La utilización de la IA para transcribir la conversación entre médico y paciente e incorporarla en el historial de este ya tiene más de un año de uso en los centros de salud catalanes, y con una valoración positiva por parte de sus usuarios, que ven cómo reducen el tiempo dedicado a papeleo y, además, pueden concentrarse más en la interacción humana que en una tarea rutinaria. Una aplicación que saltará por primera vez a un hospital (Can Ruti, en Badalona).

Otro ejemplo de las posibilidades de la supercomputación, que ya no se entiende sino en el entorno de la IA: cómo el Barcelona Supercomputing Center ha desplegado en el MWC un «simulador de extremos climáticos» en el que se puede visualizar cómo estos episodios están cambiando el mundo. Una herramienta para prevenir y concienciar (e informar). O el proyecto de nueva sala de coordinación policial de los Mossos d’Esquadra, un prototipo que integra la respuesta a los avisos recibidos de ciudadanos y servicios de emergencia, de las imágenes de videovigilancia, de las patrullas policiales y de la información que fluye por las redes sociales. Un volumen de datos que la IA ayudará a cribar.

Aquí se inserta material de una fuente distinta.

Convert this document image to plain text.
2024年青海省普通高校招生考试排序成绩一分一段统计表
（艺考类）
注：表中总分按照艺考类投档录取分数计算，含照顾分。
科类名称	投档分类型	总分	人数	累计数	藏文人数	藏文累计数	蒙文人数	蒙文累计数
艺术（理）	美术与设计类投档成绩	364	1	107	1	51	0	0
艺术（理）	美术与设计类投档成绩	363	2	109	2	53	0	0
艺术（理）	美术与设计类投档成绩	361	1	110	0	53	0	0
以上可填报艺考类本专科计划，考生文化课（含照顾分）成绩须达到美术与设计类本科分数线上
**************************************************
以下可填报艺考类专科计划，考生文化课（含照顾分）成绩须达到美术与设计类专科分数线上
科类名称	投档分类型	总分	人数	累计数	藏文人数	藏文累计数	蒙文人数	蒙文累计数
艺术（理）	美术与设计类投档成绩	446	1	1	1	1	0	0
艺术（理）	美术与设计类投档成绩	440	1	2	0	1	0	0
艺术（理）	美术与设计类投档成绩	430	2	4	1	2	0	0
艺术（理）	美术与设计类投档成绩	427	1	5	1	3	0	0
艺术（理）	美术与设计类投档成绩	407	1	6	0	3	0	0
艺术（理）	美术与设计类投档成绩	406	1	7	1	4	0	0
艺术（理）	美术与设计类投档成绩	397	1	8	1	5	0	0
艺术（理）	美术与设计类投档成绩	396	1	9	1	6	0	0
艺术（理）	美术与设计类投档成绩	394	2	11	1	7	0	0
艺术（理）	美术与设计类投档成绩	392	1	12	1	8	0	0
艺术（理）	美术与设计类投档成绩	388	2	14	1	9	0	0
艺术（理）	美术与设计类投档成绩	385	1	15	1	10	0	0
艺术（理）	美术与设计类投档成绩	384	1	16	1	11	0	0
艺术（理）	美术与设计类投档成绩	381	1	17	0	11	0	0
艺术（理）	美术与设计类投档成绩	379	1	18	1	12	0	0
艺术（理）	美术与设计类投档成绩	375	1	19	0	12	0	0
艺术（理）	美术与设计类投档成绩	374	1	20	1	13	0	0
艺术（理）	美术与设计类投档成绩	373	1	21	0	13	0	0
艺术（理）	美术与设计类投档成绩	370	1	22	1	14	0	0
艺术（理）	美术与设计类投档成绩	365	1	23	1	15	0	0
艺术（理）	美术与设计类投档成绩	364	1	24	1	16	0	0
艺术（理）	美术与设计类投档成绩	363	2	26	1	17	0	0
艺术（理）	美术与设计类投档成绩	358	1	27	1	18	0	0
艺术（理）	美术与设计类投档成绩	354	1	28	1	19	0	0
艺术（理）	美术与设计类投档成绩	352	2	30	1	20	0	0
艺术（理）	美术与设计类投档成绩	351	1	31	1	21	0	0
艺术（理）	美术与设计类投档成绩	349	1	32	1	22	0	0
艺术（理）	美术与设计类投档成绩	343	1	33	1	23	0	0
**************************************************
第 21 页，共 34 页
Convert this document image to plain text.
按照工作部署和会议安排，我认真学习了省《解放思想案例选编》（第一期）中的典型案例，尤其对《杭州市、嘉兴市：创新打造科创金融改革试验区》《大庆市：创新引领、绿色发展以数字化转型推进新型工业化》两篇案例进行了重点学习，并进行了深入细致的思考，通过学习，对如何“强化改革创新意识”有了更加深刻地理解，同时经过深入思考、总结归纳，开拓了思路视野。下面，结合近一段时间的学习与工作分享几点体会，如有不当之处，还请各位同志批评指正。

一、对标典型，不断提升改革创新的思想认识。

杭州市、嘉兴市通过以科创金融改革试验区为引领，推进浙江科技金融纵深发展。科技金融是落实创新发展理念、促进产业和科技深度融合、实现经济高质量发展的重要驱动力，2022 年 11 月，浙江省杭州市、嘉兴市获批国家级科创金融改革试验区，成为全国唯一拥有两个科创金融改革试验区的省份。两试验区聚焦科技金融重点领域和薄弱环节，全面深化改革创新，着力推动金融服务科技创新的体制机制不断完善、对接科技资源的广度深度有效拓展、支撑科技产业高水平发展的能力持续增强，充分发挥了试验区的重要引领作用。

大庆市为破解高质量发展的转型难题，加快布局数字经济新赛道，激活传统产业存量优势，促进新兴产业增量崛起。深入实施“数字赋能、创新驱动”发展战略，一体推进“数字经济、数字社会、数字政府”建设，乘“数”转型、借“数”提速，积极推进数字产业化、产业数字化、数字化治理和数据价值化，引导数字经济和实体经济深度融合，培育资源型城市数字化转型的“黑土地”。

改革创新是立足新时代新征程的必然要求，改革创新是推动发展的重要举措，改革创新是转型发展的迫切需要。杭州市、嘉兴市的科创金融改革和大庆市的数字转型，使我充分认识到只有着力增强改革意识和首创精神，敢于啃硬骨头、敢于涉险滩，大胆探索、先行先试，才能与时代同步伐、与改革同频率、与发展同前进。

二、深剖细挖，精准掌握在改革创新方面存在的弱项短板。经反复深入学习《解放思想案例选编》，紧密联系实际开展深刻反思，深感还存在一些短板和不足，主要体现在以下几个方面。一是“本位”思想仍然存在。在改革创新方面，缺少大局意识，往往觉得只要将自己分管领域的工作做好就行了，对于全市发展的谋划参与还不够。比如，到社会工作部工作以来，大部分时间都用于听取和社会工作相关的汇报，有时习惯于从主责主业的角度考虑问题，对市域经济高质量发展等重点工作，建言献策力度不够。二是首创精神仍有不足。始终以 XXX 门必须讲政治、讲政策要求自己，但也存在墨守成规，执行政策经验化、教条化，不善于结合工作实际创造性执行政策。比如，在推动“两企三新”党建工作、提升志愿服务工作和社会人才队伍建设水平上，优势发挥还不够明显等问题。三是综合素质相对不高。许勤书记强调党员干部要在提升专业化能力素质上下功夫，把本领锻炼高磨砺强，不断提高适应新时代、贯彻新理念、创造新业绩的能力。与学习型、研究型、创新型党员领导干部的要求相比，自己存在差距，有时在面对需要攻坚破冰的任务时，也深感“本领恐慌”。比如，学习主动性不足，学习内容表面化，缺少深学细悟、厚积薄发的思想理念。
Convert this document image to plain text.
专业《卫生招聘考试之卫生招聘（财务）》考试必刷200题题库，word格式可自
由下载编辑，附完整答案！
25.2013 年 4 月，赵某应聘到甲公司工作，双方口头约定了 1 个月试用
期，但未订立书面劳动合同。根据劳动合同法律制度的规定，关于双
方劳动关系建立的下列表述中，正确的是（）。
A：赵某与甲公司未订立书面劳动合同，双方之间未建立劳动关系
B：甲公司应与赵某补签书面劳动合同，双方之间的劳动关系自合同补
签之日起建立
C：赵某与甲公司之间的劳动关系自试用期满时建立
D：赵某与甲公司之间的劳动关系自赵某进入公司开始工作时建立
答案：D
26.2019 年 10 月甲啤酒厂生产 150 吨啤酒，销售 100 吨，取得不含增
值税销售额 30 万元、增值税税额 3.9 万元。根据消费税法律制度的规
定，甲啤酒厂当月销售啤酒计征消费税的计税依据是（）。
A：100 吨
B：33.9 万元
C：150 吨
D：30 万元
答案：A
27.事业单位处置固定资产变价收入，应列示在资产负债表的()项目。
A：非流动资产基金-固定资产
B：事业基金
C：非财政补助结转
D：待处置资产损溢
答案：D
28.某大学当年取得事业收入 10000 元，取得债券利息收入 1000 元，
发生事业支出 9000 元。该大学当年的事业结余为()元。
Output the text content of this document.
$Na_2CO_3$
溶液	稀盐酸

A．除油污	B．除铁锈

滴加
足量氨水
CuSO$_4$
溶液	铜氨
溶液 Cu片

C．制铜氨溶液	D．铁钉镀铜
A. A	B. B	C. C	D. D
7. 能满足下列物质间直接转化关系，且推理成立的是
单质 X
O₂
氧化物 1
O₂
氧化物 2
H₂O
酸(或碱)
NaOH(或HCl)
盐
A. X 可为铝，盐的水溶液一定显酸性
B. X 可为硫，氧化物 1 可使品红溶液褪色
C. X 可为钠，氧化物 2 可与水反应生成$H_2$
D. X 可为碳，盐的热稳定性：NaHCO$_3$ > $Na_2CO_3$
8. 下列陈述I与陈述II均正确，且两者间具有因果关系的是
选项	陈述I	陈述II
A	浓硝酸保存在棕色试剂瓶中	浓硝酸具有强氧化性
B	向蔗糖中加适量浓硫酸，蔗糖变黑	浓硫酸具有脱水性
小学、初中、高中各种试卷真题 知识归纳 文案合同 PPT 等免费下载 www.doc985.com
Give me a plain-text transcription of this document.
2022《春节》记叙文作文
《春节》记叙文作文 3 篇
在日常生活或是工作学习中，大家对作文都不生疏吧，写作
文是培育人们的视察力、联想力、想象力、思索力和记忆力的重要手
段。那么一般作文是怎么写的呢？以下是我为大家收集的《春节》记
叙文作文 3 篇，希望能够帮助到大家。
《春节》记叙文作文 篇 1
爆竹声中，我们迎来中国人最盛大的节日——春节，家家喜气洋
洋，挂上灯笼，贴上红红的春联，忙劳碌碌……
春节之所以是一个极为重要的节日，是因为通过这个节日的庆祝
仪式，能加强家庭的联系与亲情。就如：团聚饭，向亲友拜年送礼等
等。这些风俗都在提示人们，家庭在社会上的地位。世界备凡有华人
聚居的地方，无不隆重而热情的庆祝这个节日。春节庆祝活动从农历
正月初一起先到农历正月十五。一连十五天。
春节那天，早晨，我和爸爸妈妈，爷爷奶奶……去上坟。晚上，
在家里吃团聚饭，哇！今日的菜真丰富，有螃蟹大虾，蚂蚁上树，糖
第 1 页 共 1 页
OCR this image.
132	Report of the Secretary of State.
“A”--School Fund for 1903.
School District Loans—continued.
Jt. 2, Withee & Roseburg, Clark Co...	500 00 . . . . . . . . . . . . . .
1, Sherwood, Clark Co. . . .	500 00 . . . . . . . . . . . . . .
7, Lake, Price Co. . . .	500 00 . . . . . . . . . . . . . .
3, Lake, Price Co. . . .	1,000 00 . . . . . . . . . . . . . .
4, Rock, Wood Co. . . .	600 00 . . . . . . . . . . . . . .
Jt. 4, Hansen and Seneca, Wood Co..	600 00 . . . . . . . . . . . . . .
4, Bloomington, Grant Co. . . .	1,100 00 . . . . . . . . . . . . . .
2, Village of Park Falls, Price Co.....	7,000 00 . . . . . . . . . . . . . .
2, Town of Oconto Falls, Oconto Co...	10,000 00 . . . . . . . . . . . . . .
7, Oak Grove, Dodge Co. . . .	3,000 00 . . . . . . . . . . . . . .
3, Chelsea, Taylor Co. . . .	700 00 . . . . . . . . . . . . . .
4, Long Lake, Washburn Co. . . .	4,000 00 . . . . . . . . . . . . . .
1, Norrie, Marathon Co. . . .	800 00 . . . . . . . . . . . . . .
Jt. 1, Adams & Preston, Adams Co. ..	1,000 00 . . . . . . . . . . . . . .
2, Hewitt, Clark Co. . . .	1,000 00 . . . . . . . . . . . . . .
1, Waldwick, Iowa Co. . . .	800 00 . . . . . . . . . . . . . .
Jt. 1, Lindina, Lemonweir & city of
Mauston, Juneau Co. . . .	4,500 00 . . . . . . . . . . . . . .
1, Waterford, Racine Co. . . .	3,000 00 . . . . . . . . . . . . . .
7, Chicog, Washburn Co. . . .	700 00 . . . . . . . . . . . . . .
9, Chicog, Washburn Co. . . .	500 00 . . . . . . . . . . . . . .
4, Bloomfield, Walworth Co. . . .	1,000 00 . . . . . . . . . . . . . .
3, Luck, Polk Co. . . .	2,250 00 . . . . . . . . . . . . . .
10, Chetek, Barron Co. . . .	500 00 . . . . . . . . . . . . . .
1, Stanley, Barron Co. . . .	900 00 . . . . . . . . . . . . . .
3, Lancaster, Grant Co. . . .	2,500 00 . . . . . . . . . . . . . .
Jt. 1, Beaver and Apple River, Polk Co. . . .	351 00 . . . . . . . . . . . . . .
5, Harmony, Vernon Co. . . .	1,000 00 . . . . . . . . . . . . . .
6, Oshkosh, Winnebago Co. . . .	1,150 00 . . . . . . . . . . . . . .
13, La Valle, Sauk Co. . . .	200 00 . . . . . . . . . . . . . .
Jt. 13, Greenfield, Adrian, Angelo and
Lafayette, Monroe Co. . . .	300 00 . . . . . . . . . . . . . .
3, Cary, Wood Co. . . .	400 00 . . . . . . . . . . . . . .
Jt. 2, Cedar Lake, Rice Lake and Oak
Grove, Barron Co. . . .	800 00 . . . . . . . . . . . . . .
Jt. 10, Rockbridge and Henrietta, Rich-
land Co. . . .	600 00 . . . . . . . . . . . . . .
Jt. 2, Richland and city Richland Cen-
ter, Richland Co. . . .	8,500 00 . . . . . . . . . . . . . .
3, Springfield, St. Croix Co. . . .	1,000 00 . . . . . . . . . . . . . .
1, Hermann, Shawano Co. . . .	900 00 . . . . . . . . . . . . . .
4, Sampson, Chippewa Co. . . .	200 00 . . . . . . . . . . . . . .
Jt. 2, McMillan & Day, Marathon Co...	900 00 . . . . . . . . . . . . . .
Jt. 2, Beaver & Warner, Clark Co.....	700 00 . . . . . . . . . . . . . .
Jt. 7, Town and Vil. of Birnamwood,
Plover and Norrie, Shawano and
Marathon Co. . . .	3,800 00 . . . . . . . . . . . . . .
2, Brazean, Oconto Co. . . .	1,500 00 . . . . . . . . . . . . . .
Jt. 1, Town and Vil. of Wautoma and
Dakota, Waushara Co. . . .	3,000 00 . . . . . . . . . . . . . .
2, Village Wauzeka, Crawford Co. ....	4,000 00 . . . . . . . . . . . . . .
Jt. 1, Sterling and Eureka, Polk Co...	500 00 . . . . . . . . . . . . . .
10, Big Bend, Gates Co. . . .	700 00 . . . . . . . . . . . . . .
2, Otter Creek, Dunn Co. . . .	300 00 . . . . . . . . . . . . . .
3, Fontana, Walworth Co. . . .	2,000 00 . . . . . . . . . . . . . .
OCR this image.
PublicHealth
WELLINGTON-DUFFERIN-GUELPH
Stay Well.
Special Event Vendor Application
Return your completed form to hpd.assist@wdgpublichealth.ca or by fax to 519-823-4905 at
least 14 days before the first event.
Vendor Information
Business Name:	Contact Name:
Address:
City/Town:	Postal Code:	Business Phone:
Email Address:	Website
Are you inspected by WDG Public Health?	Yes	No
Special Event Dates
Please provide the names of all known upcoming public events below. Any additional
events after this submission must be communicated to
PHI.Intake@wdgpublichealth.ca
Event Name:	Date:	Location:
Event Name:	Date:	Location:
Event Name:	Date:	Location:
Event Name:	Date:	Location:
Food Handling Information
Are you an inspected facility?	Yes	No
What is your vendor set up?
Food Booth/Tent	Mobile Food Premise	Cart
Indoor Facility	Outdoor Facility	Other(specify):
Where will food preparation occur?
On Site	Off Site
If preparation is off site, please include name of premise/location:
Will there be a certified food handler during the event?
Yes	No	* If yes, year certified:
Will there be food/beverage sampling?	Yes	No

La capacidad de hacer llegar la innovación no solo a grandes empresas capaces de impulsar grandes desarrollos propios de software, como hasta ahora, abre la posibilidad de transformar, gracias a la facilidad de uso y de aplicarla a infinidad de soluciones a medida, la competitividad de pequeñas empresas y profesionales independientes. También de ser la palanca para desbloquear rutinas burocráticas y acercar la administración al ciudadano. Un proceso que puede poner en peligro a perfiles profesionales y empresas que no se adapten al cambio, pero que puede permitir dar un salto a quienes sí lo hagan y sepan utilizarla para satisfacer necesidades de forma más eficaz.